Ketiga, menjamin dan mengatur kebebasan
ekspresi. Sumadiria (2016:xiv) dalam bukunya Hukum dan Etika Media Massa:
Panduan Pers, Penyiaran dan Media Siber mengemukakan bahwa Indonesia telah
menikmati reformasi serta demokratisasi pers dan penyiaran sejak 1998.
Secara yuridis, dalam kurun waktu 1998-2008
saja, Indonesia telah memiliki lima undang-undang organik yang berkaitan
langsung dengan masalah kebebasan berbicara, kemerdekaan menyatakan pendapat,
kemerdekaan pers dan penyiaran serta kebebasan berkomunikasi melalui media
dalam jaringan (online).
Bahkan perusahaan pers (media online) tidak
perlu mengantongi izin. Silakan beritakan hal apa pun dan tentang siapa pun.

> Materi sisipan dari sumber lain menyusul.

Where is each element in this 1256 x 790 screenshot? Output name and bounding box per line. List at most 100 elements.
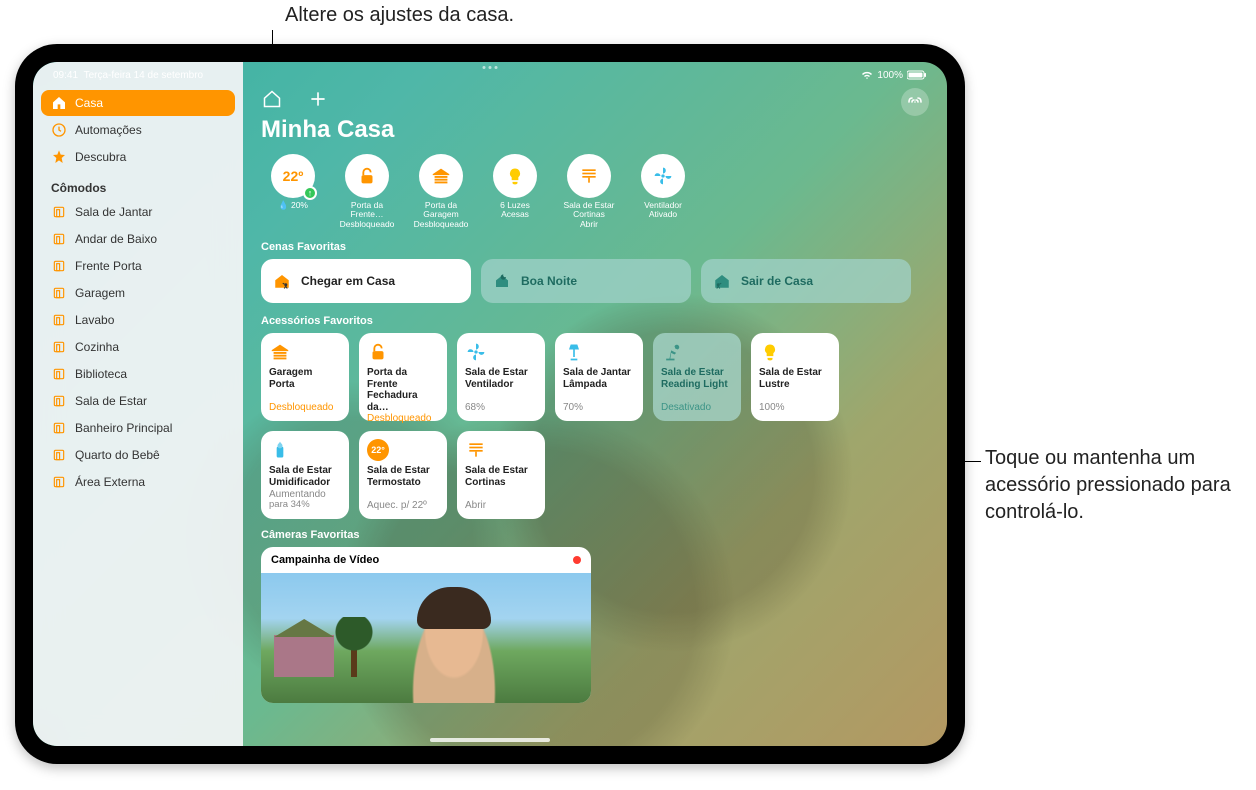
status-left: 09:41 Terça-feira 14 de setembro — [53, 70, 203, 81]
status-label: Porta da Frente… — [335, 201, 399, 220]
sidebar-room--rea-externa[interactable]: Área Externa — [41, 469, 235, 495]
garage-icon — [419, 154, 463, 198]
lock-icon — [345, 154, 389, 198]
scene-label: Boa Noite — [521, 274, 577, 288]
accessory-name: Lâmpada — [563, 379, 635, 391]
scene-label: Chegar em Casa — [301, 274, 395, 288]
add-button[interactable] — [307, 88, 329, 110]
scene-chegar-em-casa[interactable]: Chegar em Casa — [261, 259, 471, 303]
page-title: Minha Casa — [261, 116, 929, 144]
room-icon — [51, 312, 67, 328]
accessory-status-2: para 34% — [269, 500, 341, 511]
accessory-status: Desbloqueado — [269, 402, 341, 414]
accessory-status: Desbloqueado — [367, 413, 439, 425]
fan-icon — [465, 341, 487, 363]
status-chip[interactable]: 6 LuzesAcesas — [483, 154, 547, 229]
status-sublabel: Abrir — [580, 220, 598, 229]
status-chip[interactable]: Sala de Estar CortinasAbrir — [557, 154, 621, 229]
cameras-title: Câmeras Favoritas — [261, 529, 929, 541]
sidebar-room-andar-de-baixo[interactable]: Andar de Baixo — [41, 226, 235, 252]
accessory-tile[interactable]: Sala de Estar Cortinas Abrir — [457, 431, 545, 519]
status-time: 09:41 — [53, 70, 78, 81]
leave-icon — [713, 272, 731, 290]
scenes-title: Cenas Favoritas — [261, 241, 929, 253]
camera-preview — [261, 573, 591, 703]
sidebar-item-descubra[interactable]: Descubra — [41, 144, 235, 170]
sidebar-room-sala-de-jantar[interactable]: Sala de Jantar — [41, 199, 235, 225]
sidebar-room-cozinha[interactable]: Cozinha — [41, 334, 235, 360]
battery-icon — [907, 70, 927, 80]
room-icon — [51, 285, 67, 301]
sidebar-room-label: Sala de Jantar — [75, 205, 152, 219]
star-icon — [51, 149, 67, 165]
sidebar-room-biblioteca[interactable]: Biblioteca — [41, 361, 235, 387]
accessory-status: Aquec. p/ 22º — [367, 500, 439, 512]
bulb-icon — [759, 341, 781, 363]
sidebar-room-label: Frente Porta — [75, 259, 142, 273]
accessory-tile[interactable]: Sala de Jantar Lâmpada 70% — [555, 333, 643, 421]
accessory-tile[interactable]: Sala de Estar Lustre 100% — [751, 333, 839, 421]
garage-icon — [269, 341, 291, 363]
accessory-room: Porta da Frente — [367, 367, 439, 390]
room-icon — [51, 339, 67, 355]
lamp-icon — [563, 341, 585, 363]
accessory-room: Sala de Jantar — [563, 367, 635, 379]
accessory-room: Sala de Estar — [367, 465, 439, 477]
sidebar-room-garagem[interactable]: Garagem — [41, 280, 235, 306]
status-chip[interactable]: Porta da Frente…Desbloqueado — [335, 154, 399, 229]
accessory-tile[interactable]: 22° Sala de Estar Termostato Aquec. p/ 2… — [359, 431, 447, 519]
sidebar-room-label: Biblioteca — [75, 367, 127, 381]
status-chip[interactable]: Porta da GaragemDesbloqueado — [409, 154, 473, 229]
room-icon — [51, 258, 67, 274]
accessory-name: Reading Light — [661, 379, 733, 391]
lock-icon — [367, 341, 389, 363]
accessory-tile[interactable]: Sala de Estar Ventilador 68% — [457, 333, 545, 421]
sidebar-item-casa[interactable]: Casa — [41, 90, 235, 116]
sidebar-room-banheiro-principal[interactable]: Banheiro Principal — [41, 415, 235, 441]
accessory-name: Cortinas — [465, 477, 537, 489]
blinds-icon — [567, 154, 611, 198]
status-bar: 09:41 Terça-feira 14 de setembro 100% — [33, 66, 947, 84]
callout-top: Altere os ajustes da casa. — [285, 2, 514, 29]
camera-face — [409, 593, 499, 703]
camera-name: Campainha de Vídeo — [271, 554, 379, 566]
recording-indicator-icon — [573, 556, 581, 564]
accessory-room: Sala de Estar — [759, 367, 831, 379]
humidity-icon: 💧 20% — [278, 201, 308, 210]
sidebar-item-automa-es[interactable]: Automações — [41, 117, 235, 143]
sidebar-room-frente-porta[interactable]: Frente Porta — [41, 253, 235, 279]
sidebar-room-label: Andar de Baixo — [75, 232, 157, 246]
accessory-tile[interactable]: Sala de Estar Reading Light Desativado — [653, 333, 741, 421]
sidebar-rooms-title: Cômodos — [51, 181, 225, 195]
accessories-title: Acessórios Favoritos — [261, 315, 929, 327]
blinds-icon — [465, 439, 487, 461]
status-label: Sala de Estar Cortinas — [557, 201, 621, 220]
sidebar-room-quarto-do-beb-[interactable]: Quarto do Bebê — [41, 442, 235, 468]
home-settings-button[interactable] — [261, 88, 283, 110]
callout-right: Toque ou mantenha um acessório pressiona… — [985, 445, 1245, 526]
scene-boa-noite[interactable]: Boa Noite — [481, 259, 691, 303]
status-chip[interactable]: VentiladorAtivado — [631, 154, 695, 229]
accessory-name: Termostato — [367, 477, 439, 489]
sidebar-room-label: Lavabo — [75, 313, 114, 327]
accessory-room: Sala de Estar — [465, 465, 537, 477]
sidebar-room-lavabo[interactable]: Lavabo — [41, 307, 235, 333]
sidebar-room-sala-de-estar[interactable]: Sala de Estar — [41, 388, 235, 414]
desk-lamp-icon — [661, 341, 683, 363]
accessory-name: Porta — [269, 379, 341, 391]
camera-card[interactable]: Campainha de Vídeo — [261, 547, 591, 703]
accessory-tile[interactable]: Porta da Frente Fechadura da… Desbloquea… — [359, 333, 447, 421]
accessory-name: Fechadura da… — [367, 390, 439, 413]
status-sublabel: Desbloqueado — [340, 220, 395, 229]
accessory-tile[interactable]: Sala de Estar Umidificador Aumentando pa… — [261, 431, 349, 519]
climate-temp: 22º — [283, 168, 304, 184]
status-sublabel: Acesas — [501, 210, 529, 219]
sidebar-item-label: Casa — [75, 96, 103, 110]
scene-sair-de-casa[interactable]: Sair de Casa — [701, 259, 911, 303]
clock-icon — [51, 122, 67, 138]
home-icon — [51, 95, 67, 111]
announce-button[interactable] — [901, 88, 929, 116]
accessory-tile[interactable]: Garagem Porta Desbloqueado — [261, 333, 349, 421]
accessory-name: Ventilador — [465, 379, 537, 391]
climate-chip[interactable]: 22º↑ 💧 20% — [261, 154, 325, 229]
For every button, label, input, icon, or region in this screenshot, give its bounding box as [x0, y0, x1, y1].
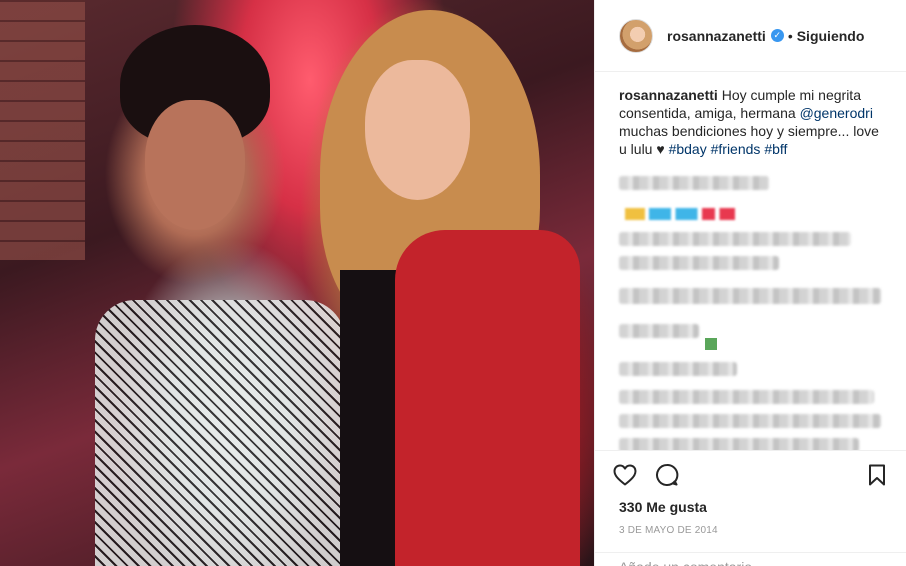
- blurred-comment: [619, 414, 881, 428]
- caption-mention-link[interactable]: @generodri: [800, 105, 873, 121]
- blurred-comment: [619, 166, 882, 222]
- blurred-comment: [619, 438, 859, 450]
- blurred-comment: [619, 232, 851, 246]
- post-actions: 330 Me gusta 3 DE MAYO DE 2014: [595, 450, 906, 536]
- comments-list[interactable]: rosannazanetti Hoy cumple mi negrita con…: [595, 72, 906, 450]
- post-side-panel: rosannazanetti ✓ • Siguiendo rosannazane…: [594, 0, 906, 566]
- comment-input[interactable]: [619, 559, 883, 566]
- caption-username[interactable]: rosannazanetti: [619, 87, 718, 103]
- blurred-emoji-strip: [625, 208, 735, 221]
- post-date[interactable]: 3 DE MAYO DE 2014: [611, 515, 891, 536]
- blurred-comment: [619, 362, 737, 376]
- blurred-comment: [619, 314, 882, 352]
- bookmark-icon[interactable]: [863, 461, 891, 489]
- photo-figure-right-jacket: [395, 230, 580, 566]
- blurred-comment-text: [619, 176, 769, 190]
- add-comment-bar: [595, 552, 906, 566]
- blurred-comment-text: [619, 324, 699, 338]
- header-separator: •: [787, 27, 793, 44]
- hashtag-link[interactable]: #friends: [711, 141, 761, 157]
- action-icons: [611, 461, 891, 489]
- hashtag-link[interactable]: #bff: [764, 141, 787, 157]
- photo-figure-left-face: [145, 100, 245, 230]
- blurred-comment: [619, 288, 881, 304]
- photo-background-brick: [0, 0, 85, 260]
- blurred-comment: [619, 256, 779, 270]
- heart-icon[interactable]: [611, 461, 639, 489]
- avatar[interactable]: [619, 18, 653, 53]
- comment-icon[interactable]: [653, 461, 681, 489]
- caption: rosannazanetti Hoy cumple mi negrita con…: [619, 86, 882, 158]
- post-header: rosannazanetti ✓ • Siguiendo: [595, 0, 906, 72]
- likes-count[interactable]: 330 Me gusta: [611, 489, 891, 515]
- verified-badge-icon: ✓: [770, 29, 784, 42]
- post-photo[interactable]: [0, 0, 594, 566]
- photo-figure-left-blouse: [95, 300, 345, 566]
- hashtag-link[interactable]: #bday: [669, 141, 707, 157]
- following-button[interactable]: Siguiendo: [797, 28, 865, 44]
- blurred-emoji: [705, 338, 717, 351]
- photo-figure-right-face: [365, 60, 470, 200]
- blurred-comment: [619, 390, 874, 404]
- header-username[interactable]: rosannazanetti: [667, 28, 766, 44]
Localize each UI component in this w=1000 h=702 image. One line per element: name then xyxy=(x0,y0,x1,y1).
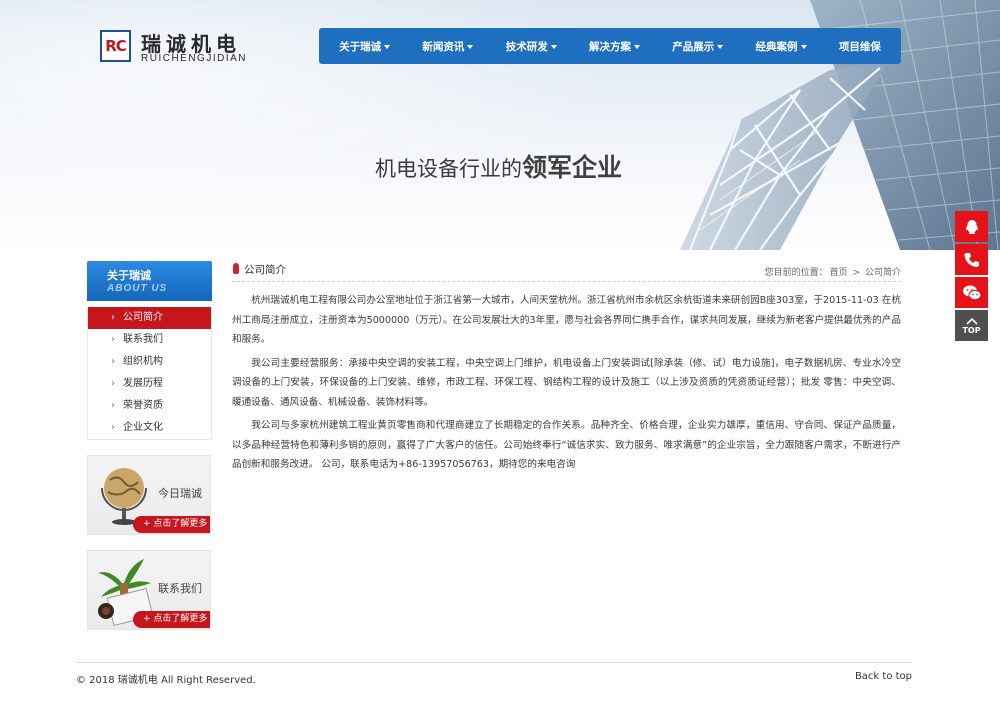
nav-item-label: 产品展示 xyxy=(672,40,715,53)
sidebar-header: 关于瑞诚 ABOUT US xyxy=(87,261,212,301)
nav-item-label: 解决方案 xyxy=(588,40,631,53)
arrow-up-icon xyxy=(965,317,978,325)
float-wechat-button[interactable] xyxy=(955,277,988,308)
content-header: 公司简介 您目前的位置： 首页 > 公司简介 xyxy=(232,262,901,282)
content-title: 公司简介 xyxy=(244,264,286,276)
breadcrumb-prefix: 您目前的位置： xyxy=(764,268,828,278)
promo-today[interactable]: 今日瑞诚 + 点击了解更多 xyxy=(87,455,211,535)
footer-divider xyxy=(76,662,912,663)
sidebar-title-en: ABOUT US xyxy=(107,283,168,294)
nav-item-label: 新闻资讯 xyxy=(422,40,465,53)
breadcrumb-current: 公司简介 xyxy=(864,268,901,278)
phone-icon xyxy=(964,252,979,267)
sidebar-item-organization[interactable]: 组织机构 xyxy=(88,351,211,373)
banner-slogan: 机电设备行业的领军企业 xyxy=(375,148,622,184)
pin-icon xyxy=(233,263,239,274)
logo-name-en: RUICHENGJIDIAN xyxy=(141,53,248,64)
article-paragraph: 我公司主要经营服务：承接中央空调的安装工程，中央空调上门维护，机电设备上门安装调… xyxy=(232,357,901,408)
wechat-icon xyxy=(962,285,981,300)
float-phone-button[interactable] xyxy=(955,244,988,275)
article-body: 杭州瑞诚机电工程有限公司办公室地址位于浙江省第一大城市，人间天堂杭州。浙江省杭州… xyxy=(232,291,901,479)
sidebar-item-honors[interactable]: 荣誉资质 xyxy=(88,395,211,417)
float-top-label: TOP xyxy=(962,325,981,335)
back-to-top-link[interactable]: Back to top xyxy=(855,671,912,682)
article-paragraph: 我公司与多家杭州建筑工程业黄页零售商和代理商建立了长期稳定的合作关系。品种齐全、… xyxy=(232,420,901,470)
breadcrumb-separator: > xyxy=(852,268,861,278)
promo-today-label: 今日瑞诚 xyxy=(158,487,202,500)
nav-item-label: 经典案例 xyxy=(755,40,798,53)
nav-item-cases[interactable]: 经典案例 xyxy=(756,39,807,54)
caret-down-icon xyxy=(800,44,807,49)
promo-contact-label: 联系我们 xyxy=(158,582,202,595)
promo-contact[interactable]: 联系我们 + 点击了解更多 xyxy=(87,550,211,630)
sidebar-item-profile[interactable]: 公司简介 xyxy=(88,307,211,329)
sidebar-menu: 公司简介 联系我们 组织机构 发展历程 荣誉资质 企业文化 xyxy=(87,307,212,440)
caret-down-icon xyxy=(467,44,474,49)
promo-today-more-button[interactable]: + 点击了解更多 xyxy=(133,516,210,533)
breadcrumb-home-link[interactable]: 首页 xyxy=(830,268,848,278)
nav-item-label: 关于瑞诚 xyxy=(339,40,382,53)
float-qq-button[interactable] xyxy=(955,211,988,242)
nav-item-news[interactable]: 新闻资讯 xyxy=(422,39,474,54)
nav-item-solutions[interactable]: 解决方案 xyxy=(589,39,640,54)
sidebar-item-culture[interactable]: 企业文化 xyxy=(88,417,211,439)
logo-mark-icon: RC xyxy=(100,30,131,62)
caret-down-icon xyxy=(384,44,391,49)
copyright: © 2018 瑞诚机电 All Right Reserved. xyxy=(76,675,256,686)
caret-down-icon xyxy=(633,44,640,49)
promo-contact-more-button[interactable]: + 点击了解更多 xyxy=(133,611,210,628)
banner: RC 瑞诚机电 RUICHENGJIDIAN 关于瑞诚 新闻资讯 技术研发 解决… xyxy=(0,0,1000,250)
article-paragraph: 杭州瑞诚机电工程有限公司办公室地址位于浙江省第一大城市，人间天堂杭州。浙江省杭州… xyxy=(232,295,901,345)
slogan-strong: 领军企业 xyxy=(522,153,623,182)
nav-item-about[interactable]: 关于瑞诚 xyxy=(339,39,391,54)
qq-icon xyxy=(965,219,978,234)
nav-item-label: 技术研发 xyxy=(505,40,548,53)
nav-item-tech[interactable]: 技术研发 xyxy=(506,39,557,54)
sidebar-item-history[interactable]: 发展历程 xyxy=(88,373,211,395)
float-top-button[interactable]: TOP xyxy=(955,310,988,341)
nav-item-products[interactable]: 产品展示 xyxy=(672,39,724,54)
sidebar-item-contact[interactable]: 联系我们 xyxy=(88,329,211,351)
sidebar-title-cn: 关于瑞诚 xyxy=(107,269,151,282)
site-logo[interactable]: RC 瑞诚机电 RUICHENGJIDIAN xyxy=(100,30,260,66)
slogan-thin: 机电设备行业的 xyxy=(375,157,522,181)
main-nav: 关于瑞诚 新闻资讯 技术研发 解决方案 产品展示 经典案例 项目维保 xyxy=(319,28,901,64)
nav-item-label: 项目维保 xyxy=(838,40,881,53)
caret-down-icon xyxy=(717,44,724,49)
nav-item-maintenance[interactable]: 项目维保 xyxy=(839,39,881,54)
breadcrumb: 您目前的位置： 首页 > 公司简介 xyxy=(763,265,901,278)
caret-down-icon xyxy=(550,44,557,49)
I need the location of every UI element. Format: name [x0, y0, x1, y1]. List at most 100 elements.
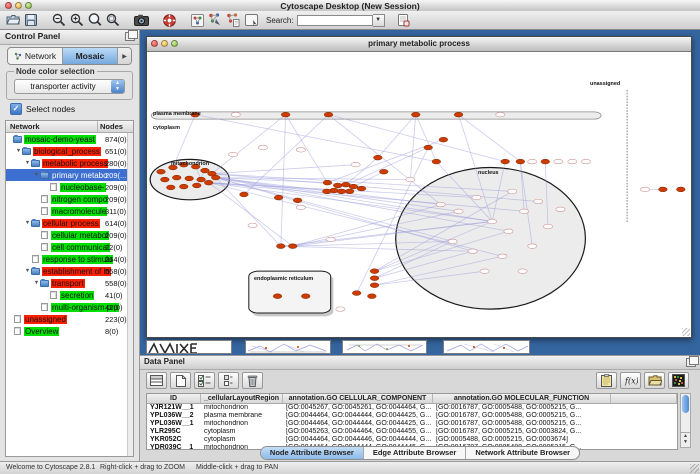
minimized-window-thumbnail[interactable]	[342, 340, 427, 354]
attribute-table[interactable]: ID_cellularLayoutRegionannotation.GO CEL…	[146, 393, 678, 450]
tab-node-attribute-browser[interactable]: Node Attribute Browser	[261, 447, 364, 459]
network-node-unselected[interactable]	[336, 307, 345, 311]
network-node-unselected[interactable]	[504, 229, 513, 233]
expander-icon[interactable]: ▼	[24, 220, 31, 226]
network-node[interactable]	[432, 159, 441, 164]
network-node[interactable]	[157, 169, 166, 174]
notepad-icon[interactable]	[596, 372, 617, 389]
select-attributes-icon[interactable]	[194, 372, 215, 389]
network-node-unselected[interactable]	[528, 244, 537, 248]
zoom-fit-icon[interactable]	[104, 12, 122, 28]
network-node[interactable]	[352, 291, 361, 296]
select-nodes-checkbox[interactable]: ✓	[10, 103, 22, 115]
new-attribute-icon[interactable]	[170, 372, 191, 389]
tab-overflow-arrow[interactable]: ▶	[118, 48, 131, 64]
import-folder-icon[interactable]	[644, 372, 665, 389]
network-node[interactable]	[357, 186, 366, 191]
network-node[interactable]	[516, 159, 525, 164]
scrollbar-thumb[interactable]	[682, 395, 689, 413]
network-node-unselected[interactable]	[508, 189, 517, 193]
network-node-unselected[interactable]	[248, 223, 257, 227]
network-node-unselected[interactable]	[543, 224, 552, 228]
network-node-unselected[interactable]	[480, 269, 489, 273]
network-node-unselected[interactable]	[554, 159, 563, 163]
network-node[interactable]	[172, 175, 181, 180]
expander-icon[interactable]: ▼	[15, 148, 22, 154]
network-node-unselected[interactable]	[518, 269, 527, 273]
network-node[interactable]	[323, 189, 332, 194]
network-node-unselected[interactable]	[472, 195, 481, 199]
search-dropdown-button[interactable]: ▼	[373, 14, 385, 27]
tree-scrollbar[interactable]	[127, 133, 133, 456]
network-node[interactable]	[179, 184, 188, 189]
zoom-out-icon[interactable]	[50, 12, 68, 28]
tree-item[interactable]: ▼primary metabo209(...	[6, 169, 128, 181]
float-panel-icon[interactable]	[686, 358, 696, 367]
network-node-unselected[interactable]	[231, 112, 240, 116]
network-node-unselected[interactable]	[258, 145, 267, 149]
network-node[interactable]	[293, 198, 302, 203]
network-node[interactable]	[281, 112, 290, 117]
overview-network-icon[interactable]	[188, 12, 206, 28]
tree-item[interactable]: ▼cellular process614(0)	[6, 217, 128, 229]
network-node[interactable]	[345, 189, 354, 194]
network-node[interactable]	[337, 189, 346, 194]
network-node[interactable]	[276, 244, 285, 249]
tree-item[interactable]: cell communicat22(0)	[6, 241, 128, 253]
matrix-heatmap-icon[interactable]	[668, 372, 689, 389]
tree-item[interactable]: nucleobase-209(0)	[6, 181, 128, 193]
expander-icon[interactable]: ▼	[33, 172, 40, 178]
network-node[interactable]	[541, 159, 550, 164]
expander-icon[interactable]: ▼	[24, 160, 31, 166]
network-node[interactable]	[333, 183, 342, 188]
expander-icon[interactable]: ▼	[33, 280, 40, 286]
network-node-unselected[interactable]	[351, 162, 360, 166]
network-node[interactable]	[240, 192, 249, 197]
network-node-unselected[interactable]	[326, 237, 335, 241]
column-layout-icon[interactable]	[218, 372, 239, 389]
network-node-unselected[interactable]	[556, 207, 565, 211]
network-node[interactable]	[676, 187, 685, 192]
network-node[interactable]	[379, 169, 388, 174]
network-node[interactable]	[424, 145, 433, 150]
network-node-unselected[interactable]	[406, 177, 415, 181]
network-node-unselected[interactable]	[436, 202, 445, 206]
network-node[interactable]	[197, 177, 206, 182]
minimized-window-thumbnail[interactable]	[245, 340, 331, 354]
network-node-unselected[interactable]	[296, 148, 305, 152]
window-resize-grip[interactable]	[682, 328, 690, 336]
network-node[interactable]	[439, 137, 448, 142]
network-node-unselected[interactable]	[296, 205, 305, 209]
network-node-unselected[interactable]	[640, 187, 649, 191]
tree-item[interactable]: Overview8(0)	[6, 325, 128, 337]
tree-item[interactable]: nitrogen compo209(0)	[6, 193, 128, 205]
network-window-titlebar[interactable]: primary metabolic process	[147, 37, 691, 52]
network-edge[interactable]	[459, 115, 521, 162]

Singkat kata, tren penggunaan media sosial adalah wujud dari kebebasan
berekspresi pascareformasi. Tidak hanya negara yang menjamin kebebasan berekspresi,
Islam pun demikian.
QS Ali Imran ayat 104 meminta agar setiap
umat (manusia) membela apa yang baik benar. Namun, seperti disinggung
Ziauddin Sardar dalam bukunya Ngaji Qur'an di Zaman Edan (2011), kebebasan
berpendapat sering kali disalahgunakan untuk membuat fitnah, opini palsu, dan
menebar kebencian yang sering diutarakan melalui media sosial.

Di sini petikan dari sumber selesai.